Аррамбиде обратился к С., который упорно смотрел в пол.
— Будьте свидетелем, — попросил он. — Скажите этой вакханке, отрицал ли я когда-нибудь возможность ясновидения.
С., не поднимая глаз, сказал, что нет, не отрицал.
— Вот видишь! Я в это не верил и не верю. Если какой-нибудь господин докажет мне фактами, что он способен видеть то, что находится в соседней комнате, как я могу с этим не согласиться? Я ученый и привык соглашаться с тем, что мне доказали.
— Ясно, ясно! Именно это я и говорю — тебе надо все увидеть своими глазами. Если видели другие, для доктора Аррамбиде лично это не доказательство, и он подвергает это сомнению. Между тем очень многие удостоверили существование ясновидения. Слышишь, что я сказала, — удостоверили!
— Надо было бы проверить этих пресловутых свидетелей с научной строгостью. Почти все они — мистификаторы или бедолаги, склонные верить тому, что им рассказывают.
— Конечно, Рише[115] был мистификатором или одним из этих глупцов. Так ведь? Только что ты говорил о рентгеновских лучах. Полагаю, ты теперь не станешь меня уверять, что Крукс[116] был одним из глупцов.
— Крукс? Почему?
— Как это — почему? Разве ты не знаешь, что он исследовал эти явления?
— В каком возрасте?
— Что значит — в каком возрасте? Откуда мне знать!
— Это очень важно. Паскаль стал мистиком в двадцать пять лет. И ты же не будешь соглашаться со всякой чушью, которую он изрек в тридцать пять, лишь потому, что в двенадцать он изобрел геометрию. Если старикашка Рокфеллер посоветует мне вложить деньги в дело, связанное с летающими тарелками, я не последую его совету несмотря на то, что в тридцать лет он по части приумножения долларов был ох каким хватом.
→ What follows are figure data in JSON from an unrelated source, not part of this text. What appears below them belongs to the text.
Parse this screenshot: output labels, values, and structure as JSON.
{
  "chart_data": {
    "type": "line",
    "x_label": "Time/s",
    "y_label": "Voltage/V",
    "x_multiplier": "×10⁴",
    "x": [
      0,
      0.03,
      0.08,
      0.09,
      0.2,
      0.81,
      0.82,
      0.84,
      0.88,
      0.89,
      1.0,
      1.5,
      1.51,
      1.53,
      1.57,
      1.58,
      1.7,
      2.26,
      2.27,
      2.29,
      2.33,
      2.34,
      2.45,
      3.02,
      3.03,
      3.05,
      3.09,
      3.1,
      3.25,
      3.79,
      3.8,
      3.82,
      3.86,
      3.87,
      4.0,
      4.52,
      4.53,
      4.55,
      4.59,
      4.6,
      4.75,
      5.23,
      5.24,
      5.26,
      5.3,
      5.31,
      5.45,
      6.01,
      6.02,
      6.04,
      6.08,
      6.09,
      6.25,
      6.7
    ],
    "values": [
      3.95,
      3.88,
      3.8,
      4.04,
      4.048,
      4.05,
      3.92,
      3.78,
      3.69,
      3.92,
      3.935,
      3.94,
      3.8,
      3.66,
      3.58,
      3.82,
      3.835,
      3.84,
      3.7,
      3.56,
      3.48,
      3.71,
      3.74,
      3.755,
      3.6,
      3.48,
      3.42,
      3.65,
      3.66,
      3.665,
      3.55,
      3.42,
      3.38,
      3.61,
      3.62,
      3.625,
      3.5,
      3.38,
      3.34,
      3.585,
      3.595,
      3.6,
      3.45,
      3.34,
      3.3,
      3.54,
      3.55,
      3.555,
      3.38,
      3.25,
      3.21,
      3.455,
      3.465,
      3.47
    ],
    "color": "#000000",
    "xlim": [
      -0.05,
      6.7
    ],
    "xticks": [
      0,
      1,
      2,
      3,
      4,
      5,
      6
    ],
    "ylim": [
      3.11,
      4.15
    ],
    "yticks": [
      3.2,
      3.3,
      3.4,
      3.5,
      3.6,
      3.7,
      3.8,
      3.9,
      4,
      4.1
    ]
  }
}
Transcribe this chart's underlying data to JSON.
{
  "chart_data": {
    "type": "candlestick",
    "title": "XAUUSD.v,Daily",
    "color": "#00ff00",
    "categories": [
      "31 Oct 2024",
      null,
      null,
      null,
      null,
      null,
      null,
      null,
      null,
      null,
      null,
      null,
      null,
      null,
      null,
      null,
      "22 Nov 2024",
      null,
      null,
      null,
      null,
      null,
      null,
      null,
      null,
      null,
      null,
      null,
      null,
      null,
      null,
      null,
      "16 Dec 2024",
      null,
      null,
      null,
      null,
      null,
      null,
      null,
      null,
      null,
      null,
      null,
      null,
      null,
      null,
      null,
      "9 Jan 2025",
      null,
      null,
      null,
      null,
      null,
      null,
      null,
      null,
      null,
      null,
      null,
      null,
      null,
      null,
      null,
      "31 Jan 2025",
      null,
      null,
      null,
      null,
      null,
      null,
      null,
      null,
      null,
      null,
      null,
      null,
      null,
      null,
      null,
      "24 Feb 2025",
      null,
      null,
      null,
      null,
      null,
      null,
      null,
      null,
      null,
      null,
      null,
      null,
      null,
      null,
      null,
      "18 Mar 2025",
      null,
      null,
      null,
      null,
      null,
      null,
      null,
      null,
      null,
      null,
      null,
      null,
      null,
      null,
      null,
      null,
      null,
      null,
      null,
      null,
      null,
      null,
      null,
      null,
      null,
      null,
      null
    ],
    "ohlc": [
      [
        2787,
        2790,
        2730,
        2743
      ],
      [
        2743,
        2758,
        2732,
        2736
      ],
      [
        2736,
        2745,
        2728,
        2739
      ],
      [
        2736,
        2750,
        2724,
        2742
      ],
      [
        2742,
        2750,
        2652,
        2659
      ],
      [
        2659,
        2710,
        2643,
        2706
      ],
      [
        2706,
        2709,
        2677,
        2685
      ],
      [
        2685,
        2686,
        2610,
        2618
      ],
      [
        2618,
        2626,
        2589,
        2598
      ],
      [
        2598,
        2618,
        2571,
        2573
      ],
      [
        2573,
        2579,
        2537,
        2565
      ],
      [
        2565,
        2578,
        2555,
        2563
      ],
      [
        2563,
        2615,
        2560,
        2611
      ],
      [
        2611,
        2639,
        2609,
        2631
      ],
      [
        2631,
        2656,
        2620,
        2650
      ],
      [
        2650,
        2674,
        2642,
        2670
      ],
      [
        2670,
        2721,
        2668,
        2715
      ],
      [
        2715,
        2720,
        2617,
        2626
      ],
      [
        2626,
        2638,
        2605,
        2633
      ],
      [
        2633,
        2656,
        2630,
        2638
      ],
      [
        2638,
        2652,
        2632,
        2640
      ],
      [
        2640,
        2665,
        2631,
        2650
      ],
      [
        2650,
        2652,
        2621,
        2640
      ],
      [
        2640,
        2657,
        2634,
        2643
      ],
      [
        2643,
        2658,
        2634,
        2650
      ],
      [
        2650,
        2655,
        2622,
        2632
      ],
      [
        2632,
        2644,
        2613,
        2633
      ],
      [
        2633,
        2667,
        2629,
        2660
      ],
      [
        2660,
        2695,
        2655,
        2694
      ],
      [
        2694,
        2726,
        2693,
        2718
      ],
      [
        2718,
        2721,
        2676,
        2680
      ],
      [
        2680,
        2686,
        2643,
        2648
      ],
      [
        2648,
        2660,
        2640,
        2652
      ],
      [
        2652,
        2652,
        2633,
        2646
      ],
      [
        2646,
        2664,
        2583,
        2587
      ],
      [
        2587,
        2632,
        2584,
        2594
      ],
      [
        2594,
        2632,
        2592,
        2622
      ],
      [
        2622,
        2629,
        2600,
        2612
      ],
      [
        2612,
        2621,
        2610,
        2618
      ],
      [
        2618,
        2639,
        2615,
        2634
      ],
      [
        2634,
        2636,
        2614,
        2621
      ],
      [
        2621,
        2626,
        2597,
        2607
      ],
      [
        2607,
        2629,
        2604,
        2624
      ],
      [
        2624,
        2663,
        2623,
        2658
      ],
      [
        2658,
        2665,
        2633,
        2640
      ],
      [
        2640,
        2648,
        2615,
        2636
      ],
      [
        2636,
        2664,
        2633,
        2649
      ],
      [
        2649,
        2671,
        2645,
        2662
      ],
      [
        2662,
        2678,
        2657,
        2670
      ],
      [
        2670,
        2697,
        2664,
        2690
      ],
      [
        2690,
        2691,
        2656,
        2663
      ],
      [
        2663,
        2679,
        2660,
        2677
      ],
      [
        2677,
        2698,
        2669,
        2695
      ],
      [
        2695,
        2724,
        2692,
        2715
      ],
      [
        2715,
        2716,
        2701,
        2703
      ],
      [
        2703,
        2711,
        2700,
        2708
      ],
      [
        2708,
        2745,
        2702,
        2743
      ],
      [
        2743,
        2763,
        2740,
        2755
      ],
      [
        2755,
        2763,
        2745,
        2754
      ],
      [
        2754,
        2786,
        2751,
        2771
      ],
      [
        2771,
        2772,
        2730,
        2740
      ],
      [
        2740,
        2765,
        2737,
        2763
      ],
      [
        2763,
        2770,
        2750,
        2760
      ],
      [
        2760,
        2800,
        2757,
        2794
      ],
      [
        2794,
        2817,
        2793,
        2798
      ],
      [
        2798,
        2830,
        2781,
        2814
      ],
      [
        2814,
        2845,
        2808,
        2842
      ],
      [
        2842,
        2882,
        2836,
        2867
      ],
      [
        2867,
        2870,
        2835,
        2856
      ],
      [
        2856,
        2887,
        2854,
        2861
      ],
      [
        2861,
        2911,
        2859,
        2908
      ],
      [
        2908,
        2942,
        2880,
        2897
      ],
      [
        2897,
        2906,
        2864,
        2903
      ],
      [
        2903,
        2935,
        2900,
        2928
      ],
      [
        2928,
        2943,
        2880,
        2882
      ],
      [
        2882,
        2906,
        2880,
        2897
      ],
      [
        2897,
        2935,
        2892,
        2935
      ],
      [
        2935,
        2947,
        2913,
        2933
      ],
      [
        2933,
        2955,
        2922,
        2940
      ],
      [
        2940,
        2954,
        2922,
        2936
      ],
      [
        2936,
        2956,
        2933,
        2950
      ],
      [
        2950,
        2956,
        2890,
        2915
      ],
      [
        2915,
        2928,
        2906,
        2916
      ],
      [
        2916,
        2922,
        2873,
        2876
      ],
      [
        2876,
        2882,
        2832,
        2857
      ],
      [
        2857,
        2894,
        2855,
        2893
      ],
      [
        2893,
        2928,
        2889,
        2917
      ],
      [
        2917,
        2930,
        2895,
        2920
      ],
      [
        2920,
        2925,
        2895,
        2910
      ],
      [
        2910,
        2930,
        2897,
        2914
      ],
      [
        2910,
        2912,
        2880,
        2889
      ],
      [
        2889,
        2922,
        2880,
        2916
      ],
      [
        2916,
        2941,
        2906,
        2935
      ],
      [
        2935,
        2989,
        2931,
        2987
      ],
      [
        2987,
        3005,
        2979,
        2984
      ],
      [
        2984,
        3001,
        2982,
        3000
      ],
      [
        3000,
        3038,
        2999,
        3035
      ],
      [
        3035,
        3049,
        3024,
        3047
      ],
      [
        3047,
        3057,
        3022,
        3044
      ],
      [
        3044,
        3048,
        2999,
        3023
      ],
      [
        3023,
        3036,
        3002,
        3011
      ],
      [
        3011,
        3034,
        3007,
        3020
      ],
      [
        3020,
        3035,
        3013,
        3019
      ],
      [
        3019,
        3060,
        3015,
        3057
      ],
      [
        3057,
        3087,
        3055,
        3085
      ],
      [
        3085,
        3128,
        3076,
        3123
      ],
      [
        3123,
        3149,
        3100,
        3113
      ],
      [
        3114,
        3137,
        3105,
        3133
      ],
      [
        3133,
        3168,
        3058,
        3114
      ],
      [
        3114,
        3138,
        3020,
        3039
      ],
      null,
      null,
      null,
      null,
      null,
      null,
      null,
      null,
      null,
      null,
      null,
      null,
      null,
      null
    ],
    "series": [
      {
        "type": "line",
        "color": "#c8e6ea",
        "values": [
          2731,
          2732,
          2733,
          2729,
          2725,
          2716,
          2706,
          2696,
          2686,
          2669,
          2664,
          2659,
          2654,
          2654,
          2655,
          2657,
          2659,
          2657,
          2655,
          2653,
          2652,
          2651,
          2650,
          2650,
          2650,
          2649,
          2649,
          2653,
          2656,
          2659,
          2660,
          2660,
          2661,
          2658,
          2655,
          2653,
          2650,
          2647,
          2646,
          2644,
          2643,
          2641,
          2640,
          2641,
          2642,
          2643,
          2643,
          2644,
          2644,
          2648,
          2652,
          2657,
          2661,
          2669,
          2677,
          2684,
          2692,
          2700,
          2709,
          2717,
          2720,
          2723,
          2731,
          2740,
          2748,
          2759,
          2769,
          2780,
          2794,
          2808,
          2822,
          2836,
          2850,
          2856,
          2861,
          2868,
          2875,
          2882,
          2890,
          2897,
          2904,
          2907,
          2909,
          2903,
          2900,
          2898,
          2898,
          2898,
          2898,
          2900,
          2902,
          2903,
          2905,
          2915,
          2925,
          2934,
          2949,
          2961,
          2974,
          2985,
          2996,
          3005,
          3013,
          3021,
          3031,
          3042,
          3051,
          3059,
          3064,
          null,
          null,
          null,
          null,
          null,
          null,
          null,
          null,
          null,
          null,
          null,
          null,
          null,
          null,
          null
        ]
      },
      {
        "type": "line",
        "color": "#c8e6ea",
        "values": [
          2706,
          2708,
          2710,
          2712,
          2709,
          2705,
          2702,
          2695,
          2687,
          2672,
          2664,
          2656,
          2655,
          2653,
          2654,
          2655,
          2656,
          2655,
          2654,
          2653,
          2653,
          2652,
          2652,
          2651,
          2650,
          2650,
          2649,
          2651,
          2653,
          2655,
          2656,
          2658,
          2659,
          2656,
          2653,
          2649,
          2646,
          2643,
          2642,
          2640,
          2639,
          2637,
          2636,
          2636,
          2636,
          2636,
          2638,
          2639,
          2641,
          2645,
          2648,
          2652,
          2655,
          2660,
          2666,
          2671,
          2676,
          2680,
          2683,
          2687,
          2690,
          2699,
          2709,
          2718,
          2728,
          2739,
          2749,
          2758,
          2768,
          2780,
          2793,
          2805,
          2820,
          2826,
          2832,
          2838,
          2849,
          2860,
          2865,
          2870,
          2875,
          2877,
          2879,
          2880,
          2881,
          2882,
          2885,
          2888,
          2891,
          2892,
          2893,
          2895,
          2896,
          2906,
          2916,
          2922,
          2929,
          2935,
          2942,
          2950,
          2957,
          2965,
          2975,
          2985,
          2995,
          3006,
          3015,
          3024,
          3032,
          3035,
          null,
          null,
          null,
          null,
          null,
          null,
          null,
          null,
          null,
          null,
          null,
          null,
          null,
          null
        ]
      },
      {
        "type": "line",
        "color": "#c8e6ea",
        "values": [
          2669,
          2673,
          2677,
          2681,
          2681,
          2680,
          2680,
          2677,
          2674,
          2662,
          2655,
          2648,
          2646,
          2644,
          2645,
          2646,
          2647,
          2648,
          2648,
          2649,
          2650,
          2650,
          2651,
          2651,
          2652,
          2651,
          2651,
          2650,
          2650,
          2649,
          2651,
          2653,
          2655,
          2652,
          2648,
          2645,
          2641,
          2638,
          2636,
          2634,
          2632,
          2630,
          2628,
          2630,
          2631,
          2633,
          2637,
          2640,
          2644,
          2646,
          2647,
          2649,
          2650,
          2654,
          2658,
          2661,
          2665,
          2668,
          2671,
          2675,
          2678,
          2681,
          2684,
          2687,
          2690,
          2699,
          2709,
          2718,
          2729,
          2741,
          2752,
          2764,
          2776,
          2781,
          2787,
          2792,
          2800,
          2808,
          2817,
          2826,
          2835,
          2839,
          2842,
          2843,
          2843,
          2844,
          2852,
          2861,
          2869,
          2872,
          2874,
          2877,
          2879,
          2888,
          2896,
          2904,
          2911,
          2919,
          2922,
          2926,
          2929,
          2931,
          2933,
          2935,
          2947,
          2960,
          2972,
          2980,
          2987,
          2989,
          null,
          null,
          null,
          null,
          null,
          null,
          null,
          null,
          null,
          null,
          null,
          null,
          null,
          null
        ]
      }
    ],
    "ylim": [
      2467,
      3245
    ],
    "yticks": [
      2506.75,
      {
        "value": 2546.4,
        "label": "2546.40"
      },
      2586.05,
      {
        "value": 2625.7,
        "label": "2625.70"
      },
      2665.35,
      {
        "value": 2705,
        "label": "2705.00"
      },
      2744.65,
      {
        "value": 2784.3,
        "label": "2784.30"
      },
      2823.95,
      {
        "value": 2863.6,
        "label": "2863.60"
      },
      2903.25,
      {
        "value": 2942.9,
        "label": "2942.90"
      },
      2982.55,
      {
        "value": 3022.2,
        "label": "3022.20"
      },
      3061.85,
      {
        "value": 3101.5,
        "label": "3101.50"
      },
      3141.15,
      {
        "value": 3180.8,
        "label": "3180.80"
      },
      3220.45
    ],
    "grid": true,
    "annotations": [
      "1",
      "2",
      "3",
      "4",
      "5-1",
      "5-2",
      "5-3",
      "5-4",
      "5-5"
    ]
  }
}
— Перестань кружить вокруг да около, скажи прямо, слышал ли ты, что говорят о Салеме? Да или нет?
— Невозможно жить в Буэнос-Айресе и не слышать разговоров об этом типе.
— Значит, ты должен был услышать вполне конкретные вещи.
— Ничего определенного.
— Ну, а история с Эчеверри тебе тоже кажется неопределенной?
— История с Эчеверри?
— Да, гибель Эчеверри.
— Как? Разве Эчеверри умер?
— Брось, не притворяйся, будто живешь на луне.
— Ладно, не спорю. Что же предсказал этот господин?
— Я ведь сказала — гибель Эчеверри. При этом было много народу. Не знаю точно, как было дело, но…
— Ну вот, началось. Никогда не известно точно, что произошло.
— Фу ты, дай договорить! Эчеверри сделал какое-то ироническое замечание по адресу Салема. Не знаю, слышал Салем или нет…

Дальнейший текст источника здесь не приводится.